For John Swinney, it was a moment of epiphany: the minister for sustainable development, visibly impressed on his visit to a new church in Perthshire, declared that some day, all public buildings would be made this way.

Bankfoot, about eight miles north of prosperous Perth, lost its church in 2004, when a builder’s bonfire destroyed the building. But the clouds of smoke had a silver lining in the shape of the new church and community centre, which opens in a fortnight.

Not only does the new structure provide a worthy successor to the charred ruin which still broods above the village, it does so with cutting-edge eco-friendly technology, delivering probably the lowest carbon footprint of any similar building in Britain, and demonstrates the Church of Scotland’s commitment to tackling climate change.

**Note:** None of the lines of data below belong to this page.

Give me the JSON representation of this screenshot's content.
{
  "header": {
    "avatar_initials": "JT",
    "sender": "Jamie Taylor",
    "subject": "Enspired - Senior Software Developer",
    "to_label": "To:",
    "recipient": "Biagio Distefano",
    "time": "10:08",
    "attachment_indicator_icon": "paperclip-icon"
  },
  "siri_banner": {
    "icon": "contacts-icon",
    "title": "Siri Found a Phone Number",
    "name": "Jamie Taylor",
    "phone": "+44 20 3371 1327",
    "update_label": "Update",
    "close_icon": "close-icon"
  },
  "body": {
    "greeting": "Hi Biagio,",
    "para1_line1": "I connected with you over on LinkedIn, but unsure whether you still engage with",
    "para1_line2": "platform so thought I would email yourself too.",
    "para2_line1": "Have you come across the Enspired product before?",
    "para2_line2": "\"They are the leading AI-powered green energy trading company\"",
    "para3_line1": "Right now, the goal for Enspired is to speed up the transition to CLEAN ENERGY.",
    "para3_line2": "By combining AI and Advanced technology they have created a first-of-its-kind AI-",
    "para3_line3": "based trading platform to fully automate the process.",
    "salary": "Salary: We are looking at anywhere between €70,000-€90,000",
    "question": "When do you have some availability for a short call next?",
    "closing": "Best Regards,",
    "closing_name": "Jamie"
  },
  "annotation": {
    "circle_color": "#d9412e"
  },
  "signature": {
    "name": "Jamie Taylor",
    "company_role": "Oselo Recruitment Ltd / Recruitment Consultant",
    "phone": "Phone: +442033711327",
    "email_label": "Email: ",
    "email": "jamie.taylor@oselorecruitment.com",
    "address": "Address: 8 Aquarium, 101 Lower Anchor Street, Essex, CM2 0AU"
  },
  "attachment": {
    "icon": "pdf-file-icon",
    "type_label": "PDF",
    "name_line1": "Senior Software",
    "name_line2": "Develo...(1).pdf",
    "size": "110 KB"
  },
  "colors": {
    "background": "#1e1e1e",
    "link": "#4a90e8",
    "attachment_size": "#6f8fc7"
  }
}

Scottish churches are often found in remote areas without access to power grids or gas supplies. This has obliged some to adapt to local conditions, with some installing ground-source heat pump systems and others opting for solar or wind power to light and heat the Kirk’s property. While the motivation may once have been purely cost, the church now celebrates the happy coincidence that solar, wind and ground heat fit in nicely with the idea of preserving the Creator’s handiwork.

Reverend Iain McFadzean is the man who made it happen for Bankfoot. In other circumstances, the replacement church might well have been a simple refurbishment of the old one. But a combination of needs – disabled access, greater capacity – required a new site. When that was found, other options opened up.